色々と忙しくさせてもらっていたため更新が遅くなり申し訳ございません(;^ω^)

これからはもう少し早いペースで更新出来たらな、と思う所存であります。

第七話、手に取っていただきありがとうございます! 

感想等あれば、気軽にコメントお願いします! 


 俺のバイト先は母親の知り合い夫婦が経営している飲食店『マトリカリア』。

 マトリカリアとは夏白菊を指し、花言葉は「鎮静」「集う喜び」といった意味がある。

 まさにここのお店にはぴったりの店名だと思う。

 昼は喫茶店のようにサラリーマンの小休憩や主婦たちの井戸端会議の場所として。夜はファミレスのように部活帰りの中高生や家族でご飯を食べに来たりと結構評判の高いお店。

 そこで俺は一年の夏から働かせてもらっている。

 お店自体は家から近く、俺が小学生低学年の時にオープンし、かれこれ十年くらい地元の常連さんに愛されている。

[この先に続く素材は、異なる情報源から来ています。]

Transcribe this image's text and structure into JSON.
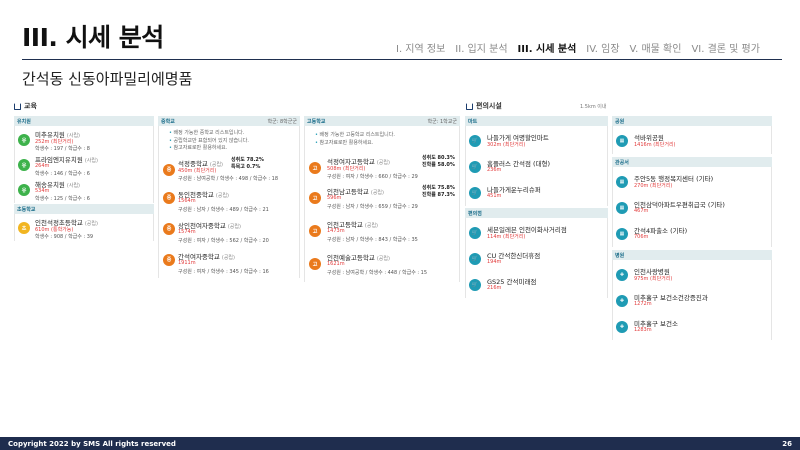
{
  "header": {
    "title": "III. 시세 분석",
    "subtitle": "간석동 신동아파밀리에명품",
    "nav": [
      "I. 지역 정보",
      "II. 입지 분석",
      "III. 시세 분석",
      "IV. 임장",
      "V. 매물 확인",
      "VI. 결론 및 평가"
    ]
  },
  "education": {
    "title": "교육",
    "kinder": {
      "label": "유치원",
      "items": [
        {
          "name": "미추유치원",
          "type": "(사립)",
          "dist": "252m",
          "tag": "(최단거리)",
          "meta": "학생수 : 197 / 학급수 : 8"
        },
        {
          "name": "프라임엔지유치원",
          "type": "(사립)",
          "dist": "264m",
          "meta": "학생수 : 146 / 학급수 : 6"
        },
        {
          "name": "해송유치원",
          "type": "(사립)",
          "dist": "534m",
          "meta": "학생수 : 125 / 학급수 : 6"
        }
      ]
    },
    "elem": {
      "label": "초등학교",
      "items": [
        {
          "name": "인천석정초등학교",
          "type": "(공립)",
          "dist": "610m",
          "tag": "(통학가능)",
          "meta": "학생수 : 908 / 학급수 : 39"
        }
      ]
    },
    "middle": {
      "label": "중학교",
      "right": "학군: 8학군군",
      "notes": [
        "배정 가능한 중학교 리스트입니다.",
        "공립학교만 표함되어 있지 않습니다.",
        "참고자료로만 활용하세요."
      ],
      "items": [
        {
          "name": "석정중학교",
          "type": "(공립)",
          "dist": "450m",
          "tag": "(최단거리)",
          "meta": "구성원 : 남여공학 / 학생수 : 498 / 학급수 : 18",
          "rate1": "성취도 78.2%",
          "rate2": "특목고 0.7%"
        },
        {
          "name": "동인천중학교",
          "type": "(공립)",
          "dist": "1564m",
          "meta": "구성원 : 남자 / 학생수 : 489 / 학급수 : 21"
        },
        {
          "name": "상인천여자중학교",
          "type": "(공립)",
          "dist": "1574m",
          "meta": "구성원 : 여자 / 학생수 : 562 / 학급수 : 20"
        },
        {
          "name": "간석여자중학교",
          "type": "(공립)",
          "dist": "1911m",
          "meta": "구성원 : 여자 / 학생수 : 345 / 학급수 : 16"
        }
      ]
    },
    "high": {
      "label": "고등학교",
      "right": "학군: 1학교군",
      "notes": [
        "배정 가능한 고등학교 리스트입니다.",
        "참고자료로만 활용하세요."
      ],
      "items": [
        {
          "name": "석정여자고등학교",
          "type": "(공립)",
          "dist": "508m",
          "tag": "(최단거리)",
          "meta": "구성원 : 여자 / 학생수 : 660 / 학급수 : 29",
          "rate1": "성취도 80.3%",
          "rate2": "진학률 58.0%"
        },
        {
          "name": "인천남고등학교",
          "type": "(공립)",
          "dist": "596m",
          "meta": "구성원 : 남자 / 학생수 : 659 / 학급수 : 29",
          "rate1": "성취도 75.8%",
          "rate2": "진학률 87.3%"
        },
        {
          "name": "인천고등학교",
          "type": "(공립)",
          "dist": "1473m",
          "meta": "구성원 : 남자 / 학생수 : 843 / 학급수 : 35"
        },
        {
          "name": "인천예술고등학교",
          "type": "(공립)",
          "dist": "1621m",
          "meta": "구성원 : 남여공학 / 학생수 : 448 / 학급수 : 15"
        }
      ]
    }
  },
  "conv": {
    "title": "편의시설",
    "range": "1.5km 이내",
    "mart": {
      "label": "마트",
      "items": [
        {
          "name": "나들가게 여명할인마트",
          "dist": "302m",
          "tag": "(최단거리)"
        },
        {
          "name": "홈플러스 간석점 (대형)",
          "dist": "236m"
        },
        {
          "name": "나들가게운누리슈퍼",
          "dist": "451m"
        }
      ]
    },
    "cvs": {
      "label": "편의점",
      "items": [
        {
          "name": "세븐일레븐 인천이화사거리점",
          "dist": "114m",
          "tag": "(최단거리)"
        },
        {
          "name": "CU 간석한신더휴점",
          "dist": "194m"
        },
        {
          "name": "GS25 간석미래점",
          "dist": "216m"
        }
      ]
    },
    "park": {
      "label": "공원",
      "items": [
        {
          "name": "석바위공원",
          "dist": "1416m",
          "tag": "(최단거리)"
        }
      ]
    },
    "office": {
      "label": "관공서",
      "items": [
        {
          "name": "주안5동 행정복지센터 (기타)",
          "dist": "270m",
          "tag": "(최단거리)"
        },
        {
          "name": "인천삼덕아파트우편취급국 (기타)",
          "dist": "467m"
        },
        {
          "name": "간석4파출소 (기타)",
          "dist": "706m"
        }
      ]
    },
    "hospital": {
      "label": "병원",
      "items": [
        {
          "name": "인천사랑병원",
          "dist": "975m",
          "tag": "(최단거리)"
        },
        {
          "name": "미추홀구 보건소건강증진과",
          "dist": "1272m"
        },
        {
          "name": "미추홀구 보건소",
          "dist": "1283m"
        }
      ]
    }
  },
  "footer": {
    "copyright": "Copyright 2022 by SMS All rights reserved",
    "page": "26"
  }
}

 従業員は店長夫婦、店長の妹さん、俺、優馬、同じ高校の後輩一人、それと大学生の先輩二人。計八人が働いている。

 平日のお昼は店長夫婦と妹さんの三人で。夜は忙しいため店長夫婦と俺たち学生の内二人が出勤し、四人でキッチンとフロアを回している。

 休日はお昼から忙しいときもあるため、

 俺のシフトは火・木曜日の十七時から閉店の二十一時までと土・日曜日の九時から十七時まで。途中一時間の休憩を挟みつつも、時給もそこそこ高いためお小遣い稼ぎには持って来い。

 今日は火曜日でお客さんの来客数が一番少ない曜日なため、二十時を過ぎたあたりから客席の空きが目立つようになり、二十時半にはお客さんはいなくなった。

 残りの三十分で閉店作業を手伝い、二十一時ぴったりに業務を終わらせ帰路についた。




 次の日。

 昨日と同じように、春香がまた起こしに来ていた。

「起きてー! 朝だよ!」

「わーった! 分かったから! 毛布を剥ぐのはやめろ!」

 四月とはいえ、まだ早朝は気温も低く肌寒い。いきなり毛布を奪われると、冷たい外気が鳥肌を奮い立たせる。

「もうちょっと寝かせてくれよな……。ふわぁ」

 昨日は帰って飯食って風呂入って、課題を終わらせていたら時計の針は一時を通り過ぎ、今日になっていた。そのため、六時半過ぎに起こされると、五時間ほどしか寝ていないため授業中に睡魔と戦う羽目になる。

 それを簡潔に伝えると、「へぇー、そうなんだ」の一言。たったそれだけ。

「自分だって授業中寝てる時くせに」と喉元まで出かかったが、言ったところで辞めるわけがないと判断し、腹の中に押し戻した。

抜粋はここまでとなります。